Just as with our recent set on cheap and free music, Truly Obscure supports the idea that the best things in life are (mostly) free. Once you’ve paid for the computer, internet access, and the education that allows you to enjoy it all- well, you might as well get your money’s worth.

Of course, we like to keep it legal- we’re not promoting piracy here, people! But we have to admit that there are few things more annoying than paying for yet another copy of Dante’s Inferno when it’s checked out of the library and you’ve yet again sold it for pennies on the dollar to the bookstore- and once again a professor asks you about the rings of hell. Hasn’t someone put that damned book where it belongs… online?

Yeah, actually, they have. For free. In Italian or English or German or Finnish, or Friulano. It’s even illustrated, thanks to the miracles of public domain, scanners, and people with too much time on their hands. Project Gutenberg is an ambitious attempt to scan, catalogue, and make available thousands of works whose copyrights have expired or whose authors have voluntarily forgone some rights.

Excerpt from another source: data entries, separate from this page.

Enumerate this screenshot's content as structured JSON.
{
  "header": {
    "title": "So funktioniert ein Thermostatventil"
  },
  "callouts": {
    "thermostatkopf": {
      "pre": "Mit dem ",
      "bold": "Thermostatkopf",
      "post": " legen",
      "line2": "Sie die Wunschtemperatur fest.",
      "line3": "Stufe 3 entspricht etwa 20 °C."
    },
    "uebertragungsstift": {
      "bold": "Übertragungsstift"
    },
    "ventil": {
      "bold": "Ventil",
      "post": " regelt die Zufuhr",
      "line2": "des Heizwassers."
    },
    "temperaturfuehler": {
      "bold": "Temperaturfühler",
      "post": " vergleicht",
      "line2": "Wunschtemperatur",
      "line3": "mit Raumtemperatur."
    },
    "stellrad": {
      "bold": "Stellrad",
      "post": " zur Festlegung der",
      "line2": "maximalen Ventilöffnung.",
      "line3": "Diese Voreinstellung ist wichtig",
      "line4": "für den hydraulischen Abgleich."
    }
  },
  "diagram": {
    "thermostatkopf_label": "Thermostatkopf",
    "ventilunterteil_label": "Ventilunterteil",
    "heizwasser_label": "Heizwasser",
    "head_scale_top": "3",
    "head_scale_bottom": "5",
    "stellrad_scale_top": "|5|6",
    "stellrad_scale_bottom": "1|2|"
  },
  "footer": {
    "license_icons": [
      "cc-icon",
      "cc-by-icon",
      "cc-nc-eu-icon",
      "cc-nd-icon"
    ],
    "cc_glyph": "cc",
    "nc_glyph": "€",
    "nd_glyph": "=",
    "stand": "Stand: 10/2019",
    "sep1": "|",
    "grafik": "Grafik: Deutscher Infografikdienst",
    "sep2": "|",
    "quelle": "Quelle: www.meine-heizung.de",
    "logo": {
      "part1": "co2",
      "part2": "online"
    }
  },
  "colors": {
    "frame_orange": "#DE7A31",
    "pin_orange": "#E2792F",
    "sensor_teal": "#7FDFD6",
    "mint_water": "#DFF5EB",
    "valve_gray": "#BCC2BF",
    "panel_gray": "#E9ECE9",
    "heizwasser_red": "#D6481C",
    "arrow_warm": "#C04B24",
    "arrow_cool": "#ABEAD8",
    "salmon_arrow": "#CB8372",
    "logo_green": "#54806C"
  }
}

The current library consists of about 16,000 books, all of them downloadable, in a variety of formats. They work on older computers, Macs, even PDAs. And they have works from a variety of languages, though most are in English.

A recent look at their top 100 books was interesting. Leonardo Da Vinci’s notebooks are at the head of the list, followed by The Art of War, The Kamasutra, War of the Worlds, and everyone’s bloomin’ favorite Ulysses at lucky number 13. But maybe those books are too stuffy, or too old for you- author Cory Doctorow has posted his recent science fiction novels under a Creative Commons license and they can be found at Project Gutenberg as well.

Perhaps neatest of all, they even offer some audiobooks. 368 of them were computer generated, and while listening to Aesop’s Fables sounds great, the very synthetic voice just doesn’t lend itself to oral storytelling. On the other hand, the 31 human-read books are kind of neat, especially if you’ve never found the time to read The Rime of the Ancient Mariner. Though there are problems and static with some of the files, audiobooks seem like an excellent resource for those of you who have some room left on your iPod.